Theboxcatgamr
Dual-Eyed-Bi-Spy And Definitely not dead
- Location
- Upside down two miles away
- Pronouns
- He/one who eat pasta
It begins
Actually this has been extremely helpful. I was worried about people not being able to differentiate characters so I think I might implement an icon to show who is talking and honestly you are probably correct about the swearing, I’ll probably have them put more effort into censoring themselves “for the kids.”Alright, review time let's go!.
"-Ran but he was never quick enough, The strange bat creature was always faster, he was suddenly thankful for his dedication to the realism of his costume, He dodged another violent blast of sound as he turned the corner, he never should have said yes to this stupid job. Clutching the key close to his chest with his four remaining fingers he ran as fast as his legs could carry him. Oh god was the cave shaking? It was, rocks begin fall all around him as-"
While I like this as a beginning for the chapter, I do see a major flaw. This paragraph is a run-on sentence and a half. While your imagery is strong, having it be a run-on takes away the impact as a whole. The last sentence needs work. Instead of "It was, rocks begin fall all around him as", why not "A landslide of boulders tumbled down the cave, picking up speed as they steamrolled everything in sight. Krungler's heart raced as the boulders smothered the earth below him, trapping him in his spot. Would he be able escape this time?" (wordy, but gets the job done)
Anyways...
While I'm enjoying the plot so far, there's a lot that needs to be worked on with this fic. Dialogue tags are excluded, making it a struggle to tell whose speaking what line. With scenes like the shop or guild, there's really not enough description to keep me intrigued. On another nitpicky note, the use of swearing is really jarring and takes away from the story like tossing a Carolina reaper pepper in a fruit salad.
While this review might come off harsher than expected, it's honestly how I viewed this fic. There's some great potential, but the lack of description along with frequent grammar issues damper the story.
If you're in need of a beta reader, I'd be more than happy to help out. Keep on writing!
Thanks for the review. I can say that some aspects of aura and why the town react the way they do will be explained however not all (except this, aura is basically a source of life and with it comes benefits for those who have enough for example being more sturdy, from newborns to toddlers however they don’t have their aura flushed out yet as they haven’t been alive long enough, a Pokémon doing their first move is often a source of joy as it usually signifies that enough life force has been built to gain this resilience. I’ll explain more later in the story.) And the store is for him more of a bastion of safety. In a world of monsters that could easily snuff your life out any sort of normalcy becomes addictive. Also that bit about laundry is a good point that I didn’t consider. Could be a nice moment if I workshop it. Thanks for the criticism, I’ll use it to the best of my ability (and sorry for the typos, phone gang.)Huh wonder if k. Didnt refuse the call quite so loudly initially and paid for it. Loved the understatement of 4 fingers. Brings out the ominous in the nightmare in such an understated fasion.
Though i can see him freaking out in a guild group and all those innocent first evolutions going " What's a fuck"... And the older guild member being " well lets use context clues to figure out the new word!"
I dont know how k. Would reply... Me... I'd probably fall into a fit of choked laughter.
What tpe of breakfast because i swear mon only seem to eat berries in this verse... And i'd go insane on that diet ..

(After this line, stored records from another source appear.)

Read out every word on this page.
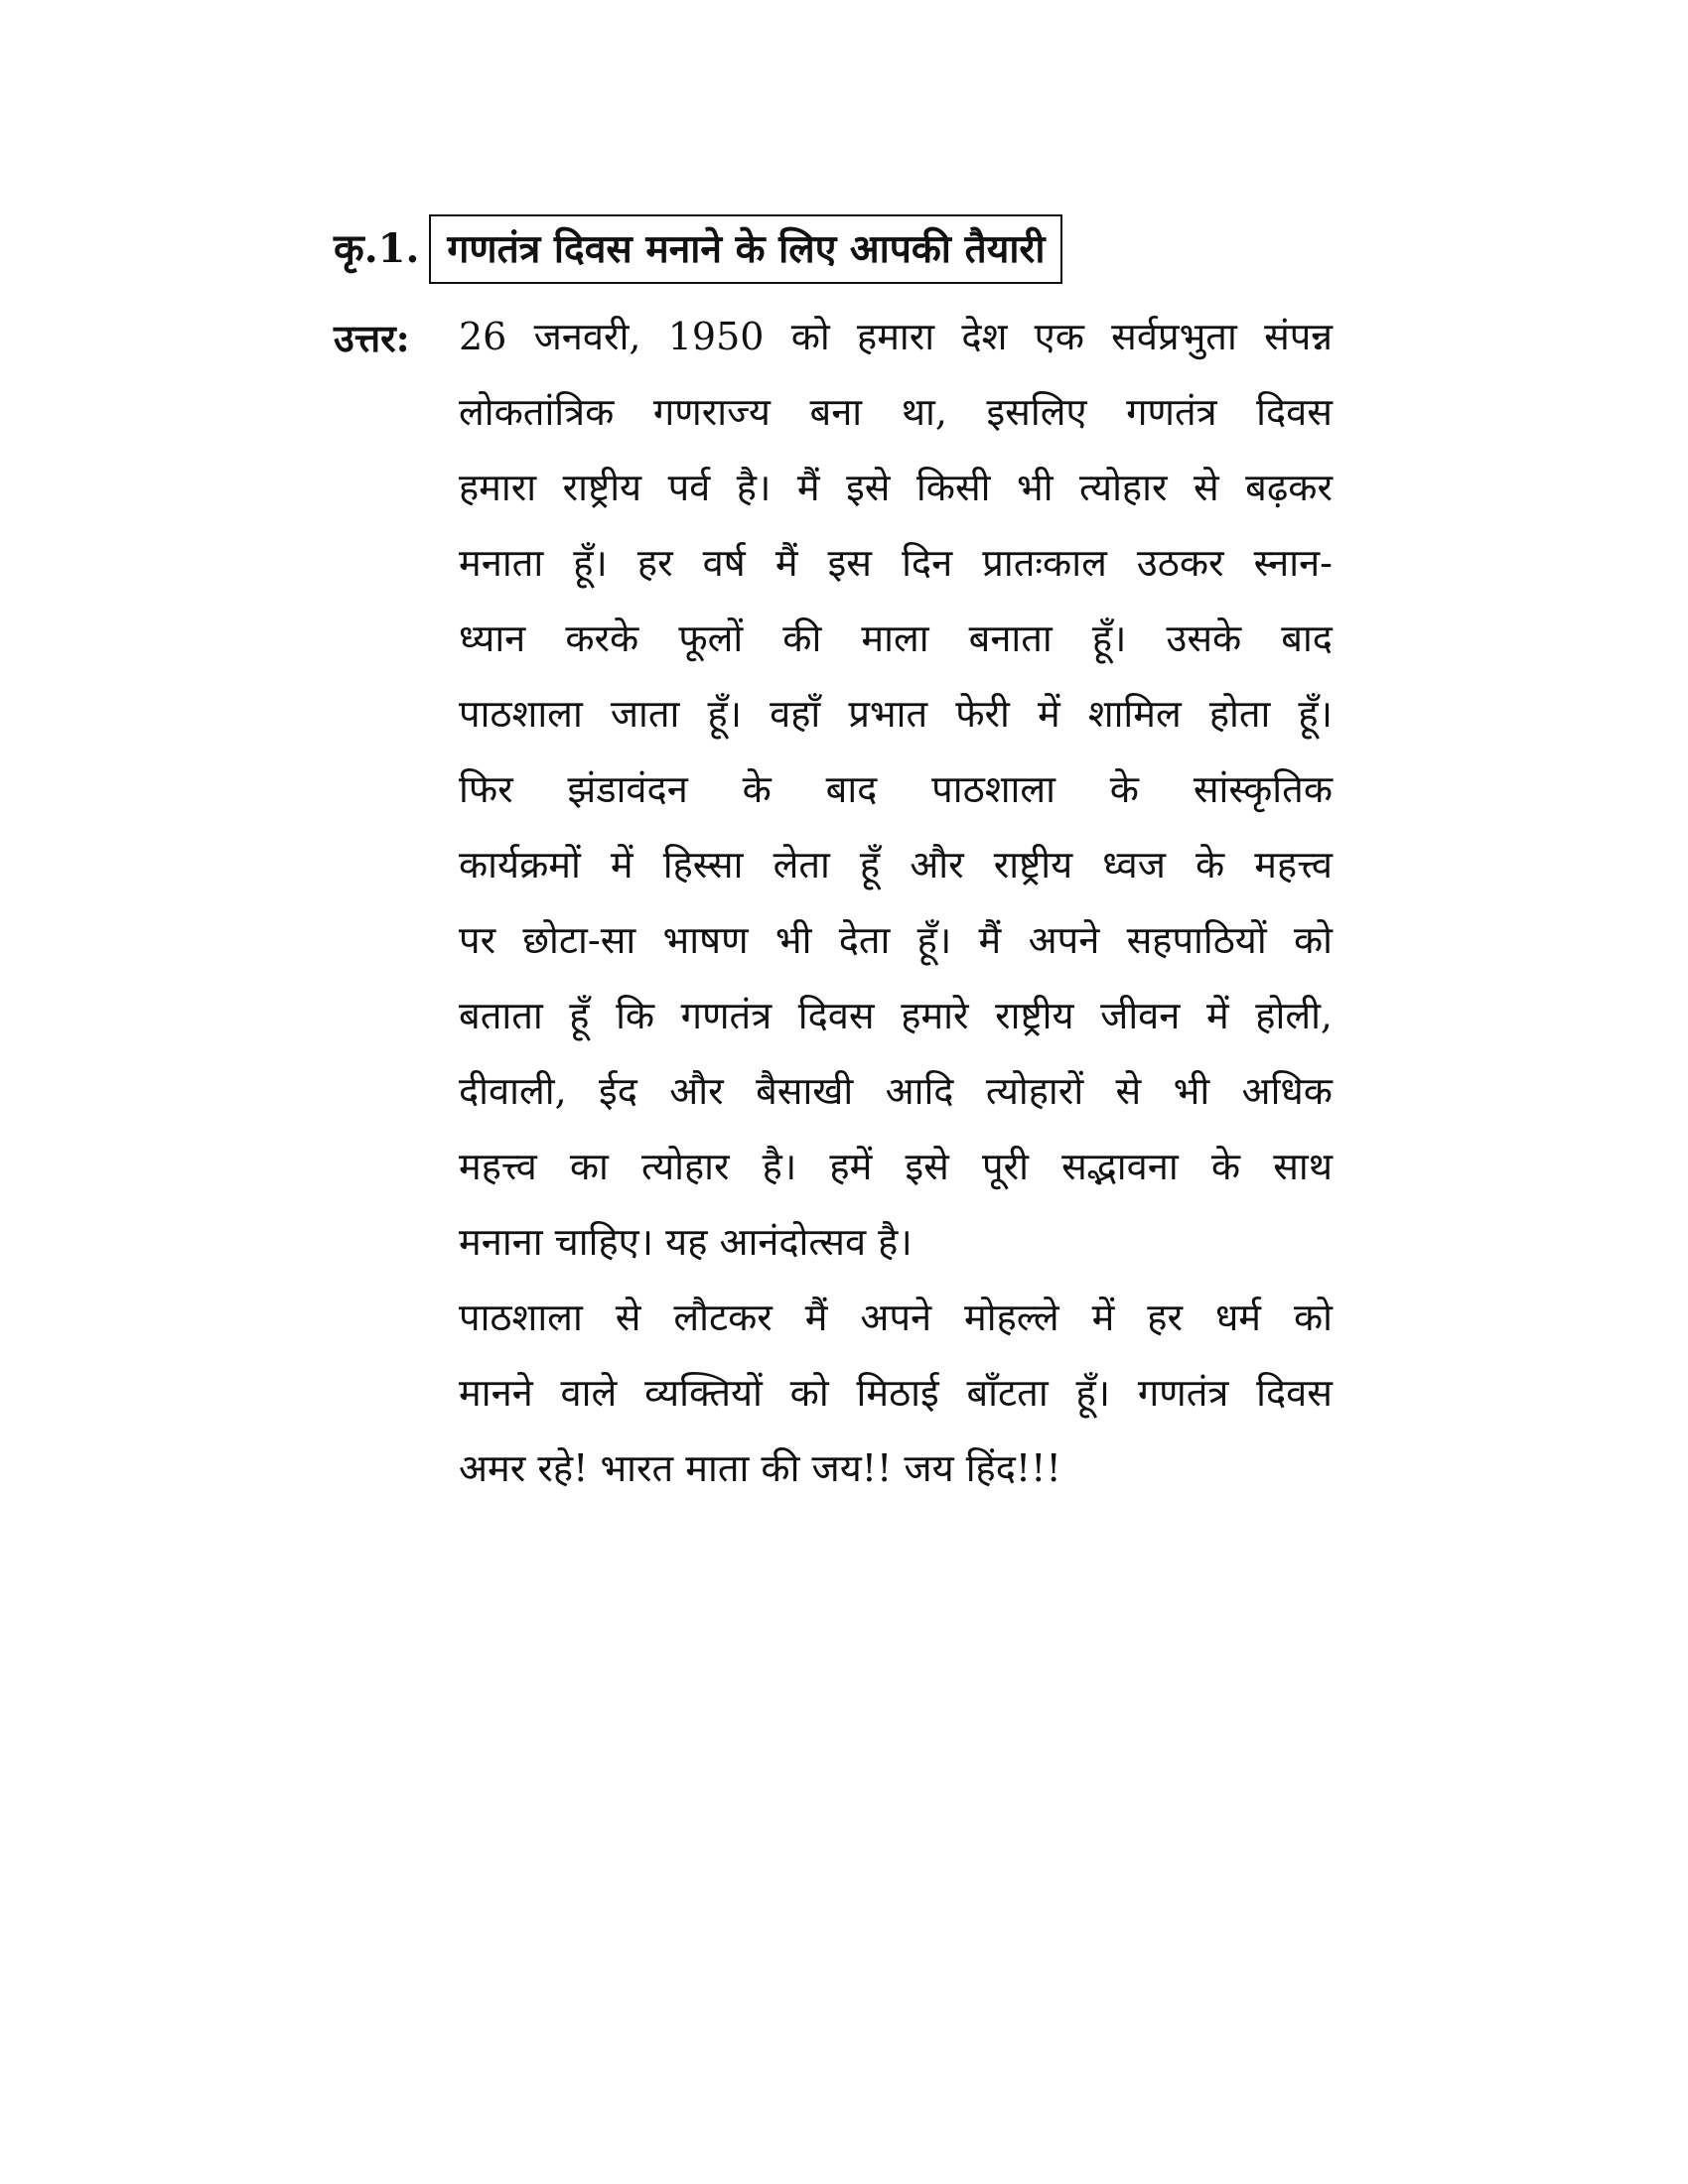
कृ.1. गणतंत्र दिवस मनाने के लिए आपकी तैयारी
उत्तर: 26 जनवरी, 1950 को हमारा देश एक सर्वप्रभुता संपन्न
लोकतांत्रिक गणराज्य बना था, इसलिए गणतंत्र दिवस
हमारा राष्ट्रीय पर्व है। मैं इसे किसी भी त्योहार से बढ़कर
मनाता हूँ। हर वर्ष मैं इस दिन प्रातःकाल उठकर स्नान-
ध्यान करके फूलों की माला बनाता हूँ। उसके बाद
पाठशाला जाता हूँ। वहाँ प्रभात फेरी में शामिल होता हूँ।
फिर झंडावंदन के बाद पाठशाला के सांस्कृतिक
कार्यक्रमों में हिस्सा लेता हूँ और राष्ट्रीय ध्वज के महत्त्व
पर छोटा-सा भाषण भी देता हूँ। मैं अपने सहपाठियों को
बताता हूँ कि गणतंत्र दिवस हमारे राष्ट्रीय जीवन में होली,
दीवाली, ईद और बैसाखी आदि त्योहारों से भी अधिक
महत्त्व का त्योहार है। हमें इसे पूरी सद्भावना के साथ
मनाना चाहिए। यह आनंदोत्सव है।
पाठशाला से लौटकर मैं अपने मोहल्ले में हर धर्म को
मानने वाले व्यक्तियों को मिठाई बाँटता हूँ। गणतंत्र दिवस
अमर रहे! भारत माता की जय!! जय हिंद!!!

All the better to bare the bird to whatever legend dropped me off here
K. Thinks while getting himself together. It is the little pleasures.
How does the man handle laundry day.. Just wondering...

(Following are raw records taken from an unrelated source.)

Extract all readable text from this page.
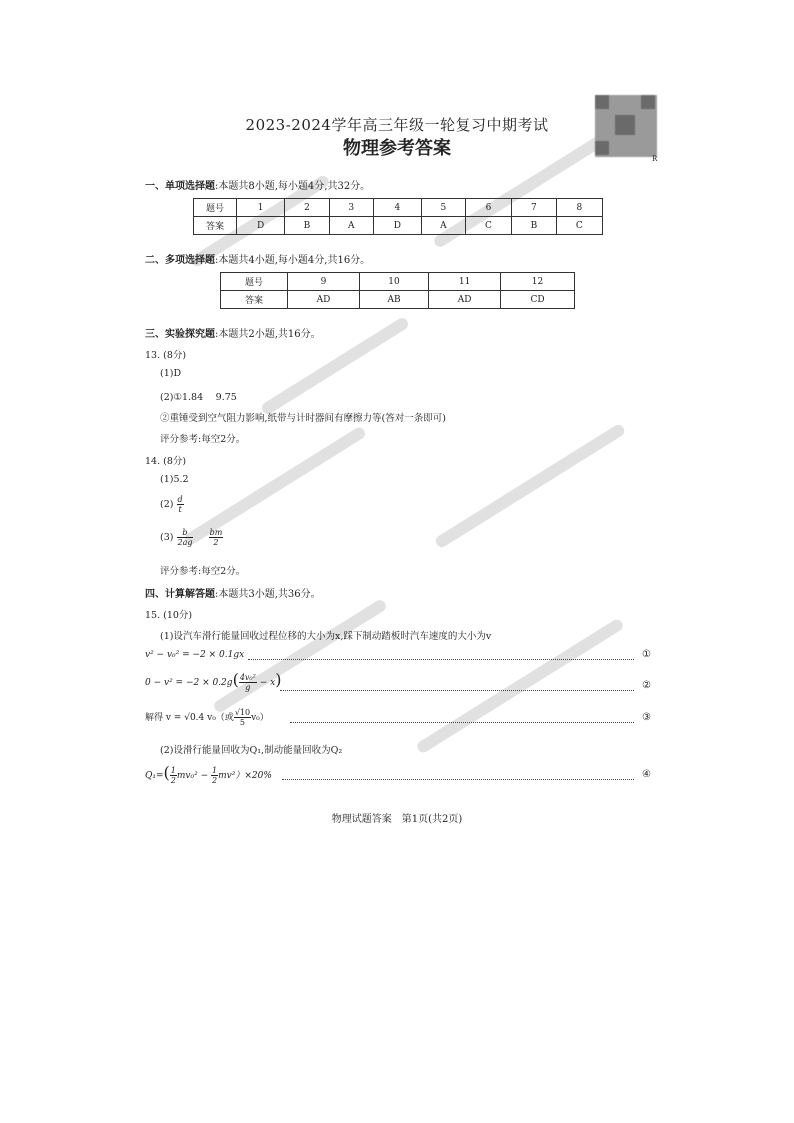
R
2023-2024学年高三年级一轮复习中期考试
物理参考答案
一、单项选择题:本题共8小题,每小题4分,共32分。
题号	1	2	3	4	5	6	7	8
答案	D	B	A	D	A	C	B	C
二、多项选择题:本题共4小题,每小题4分,共16分。
题号	9	10	11	12
答案	AD	AB	AD	CD
三、实验探究题:本题共2小题,共16分。
13. (8分)
(1)D
(2)①1.84　 9.75
②重锤受到空气阻力影响,纸带与计时器间有摩擦力等(答对一条即可)
评分参考:每空2分。
14. (8分)
(1)5.2
$(2) \frac{d}{t}$
$(3) \frac{b}{2ag}$
$\frac{bm}{2}$
评分参考:每空2分。
四、计算解答题:本题共3小题,共36分。
15. (10分)
(1)设汽车滑行能量回收过程位移的大小为x,踩下制动踏板时汽车速度的大小为v
v² − v₀² = −2 × 0.1gx	①
$0 - v^2 = -2 \times 0.2g( \frac{\text{4v₀²}}{g} - x)$	②
解得 v = √0.4 v₀（或 $\frac{√10}{5} v_0$）	③
(2)设滑行能量回收为Q₁,制动能量回收为Q₂
$Q_1=( \frac{1}{2} mv_0^2 - \frac{1}{2} mv^2)\times 20\%$	④
物理试题答案　第1页(共2页)
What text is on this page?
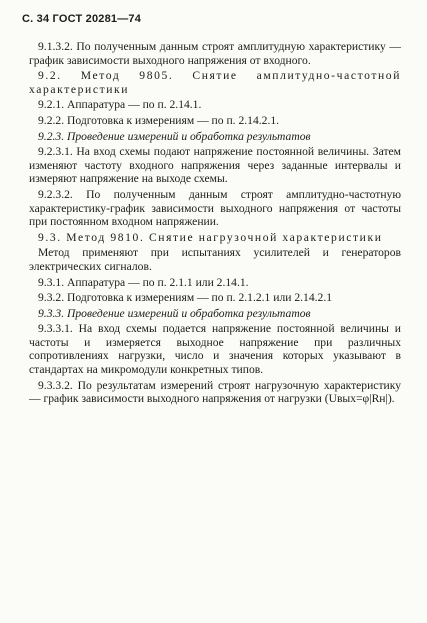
С. 34 ГОСТ 20281—74

9.1.3.2. По полученным данным строят амплитудную характеристику — график зависимости выходного напряжения от входного.

9.2. Метод 9805. Снятие амплитудно-частотной характеристики

9.2.1. Аппаратура — по п. 2.14.1.

9.2.2. Подготовка к измерениям — по п. 2.14.2.1.

9.2.3. Проведение измерений и обработка результатов

9.2.3.1. На вход схемы подают напряжение постоянной величины. Затем изменяют частоту входного напряжения через заданные интервалы и измеряют напряжение на выходе схемы.

9.2.3.2. По полученным данным строят амплитудно-частотную характеристику-график зависимости выходного напряжения от частоты при постоянном входном напряжении.

9.3. Метод 9810. Снятие нагрузочной характеристики

Метод применяют при испытаниях усилителей и генераторов электрических сигналов.

9.3.1. Аппаратура — по п. 2.1.1 или 2.14.1.

9.3.2. Подготовка к измерениям — по п. 2.1.2.1 или 2.14.2.1

9.3.3. Проведение измерений и обработка результатов

9.3.3.1. На вход схемы подается напряжение постоянной величины и частоты и измеряется выходное напряжение при различных сопротивлениях нагрузки, число и значения которых указывают в стандартах на микромодули конкретных типов.

9.3.3.2. По результатам измерений строят нагрузочную характеристику — график зависимости выходного напряжения от нагрузки (Uвых=φ|Rн|).
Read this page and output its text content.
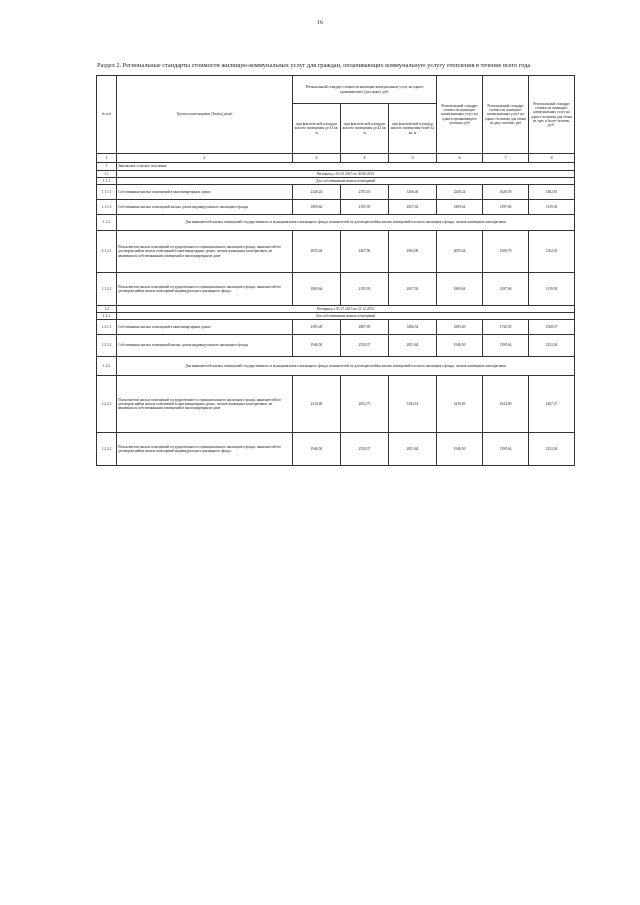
16
Раздел 2. Региональные стандарты стоимости жилищно-коммунальных услуг для граждан, оплачивающих коммунальную услугу отопления в течение всего года
№ п/п	Группа плательщиков (Тип(ы) дома)	Региональный стандарт стоимости жилищно-коммунальных услуг на одного проживающего (для ниже), руб.			Региональный стандарт стоимости жилищно-коммунальных услуг на одного проживающего человека, руб	Региональный стандарт стоимости жилищно-коммунальных услуг на одного человека для семьи из двух человек, руб	Региональный стандарт стоимости жилищно-коммунальных услуг на одного человека для семьи из трех и более человек, руб.
		при фактической площади жилого помещения до 33 кв. м	при фактической площади жилого помещения до 42 кв. м	при фактической площади жилого помещения более 42 кв. м			
1	2	3	4	5	6	7	8
1	Заволжское сельское поселение						
1.1	На период с 01.01.2015 по 30.06.2015						
1.1.1	Для собственников жилых помещений						
1.1.1.1	Собственники жилых помещений в многоквартирных домах	2240,24	2703,16	3266,40	2240,24	1626,39	1462,81
1.1.1.2	Собственники жилых помещений жилых домов индивидуального жилищного фонда	1809,64	2195,93	2657,02	1809,64	1297,96	1159,92
1.1.2	Для нанимателей жилых помещений государственного и муниципального жилищного фонда, нанимателей по договорам найма жилых помещений частного жилищного фонда, членов жилищных кооперативов						
1.1.2.1	Пользователи жилых помещений государственного и муниципального жилищного фонда, нанимателей по договорам найма жилых помещений в многоквартирных домах, членов жилищных кооперативов, не являющихся собственниками помещений в многоквартирном доме	2055,44	2467,96	2964,00	2055,44	1508,79	1362,01
1.1.2.2	Пользователи жилых помещений государственного и муниципального жилищного фонда, нанимателей по договорам найма жилых помещений индивидуального жилищного фонда	1809,64	2195,93	2657,02	1809,64	1297,96	1159,92
1.2	На период с 01.07.2015 по 31.12.2015						
1.2.1	Для собственников жилых помещений						
1.2.1.1	Собственники жилых помещений в многоквартирных домах	2395,49	2887,95	3486,54	2395,49	1742,50	1568,37
1.2.1.2	Собственники жилых помещений жилых домов индивидуального жилищного фонда	1946,50	2359,37	2851,84	1946,50	1399,64	1252,04
1.2.2	Для нанимателей жилых помещений государственного и муниципального жилищного фонда, нанимателей по договорам найма жилых помещений частного жилищного фонда, членов жилищных кооперативов						
1.2.2.1	Пользователи жилых помещений государственного и муниципального жилищного фонда, нанимателей по договорам найма жилых помещений в многоквартирных домах, членов жилищных кооперативов, не являющихся собственниками помещений в многоквартирном доме	2210,69	2652,75	3184,14	2210,69	1624,90	1467,57
1.2.2.2	Пользователи жилых помещений государственного и муниципального жилищного фонда, нанимателей по договорам найма жилых помещений индивидуального жилищного фонда	1946,50	2359,37	2851,84	1946,50	1399,64	1252,04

And also gotta wonder how lo g hes beem here to have a shop and routine down pat like this.
Gotta admit the water mouse brothers from canon do need every kindness considering thier parents super sick if i recall the game correctly. If so yeah every kindness and maybe a trade off help the whole family event so the villagers take some of the slack/pressures off of the family too
Honestly i always took geometric store displays as a sign of boredom but alright...
Well chatot is the type to slap everyone down. And not give slack to an amnesiac. Good luck with that j.
While it seems nice a librabry set ip would have been nicer... Just saying...
Though desoite dodging the call hes wiggled uo the hero scale a little eith basic med knowldge. Wonder if he knows.
Snorts yeah younhabe to hit the party now. Obligatory and all that... I dont recall danny but hopefully that will be revisited at theparty?
Honeslty i got confused as to who was freaking out. It got cleared by yhe waje uo scene but i thought it was k. Dislocating and car screaming for a little... Guess jayk has thier own trauma too.
Or is super squeamish and so should not be adventuring.
And so beging the shovel talk or a non dating slant... Fun times.
Well thanks for sharing.
No problem. I plan on getting creative with it and doing a definitive look later. Another secret I’ll share (since it’s taking forever) is that our precious narrator isn’t always reliable. The only true facts are things characters say and do. Some details are important and some aren’t but know that I plan on having things burn slow. Like the title. Did you know I usually spend up to two hours working on a title instead of the story? Happens every timeThank you for the reply and sneak peak on aura. And i look forward to how this unfolds.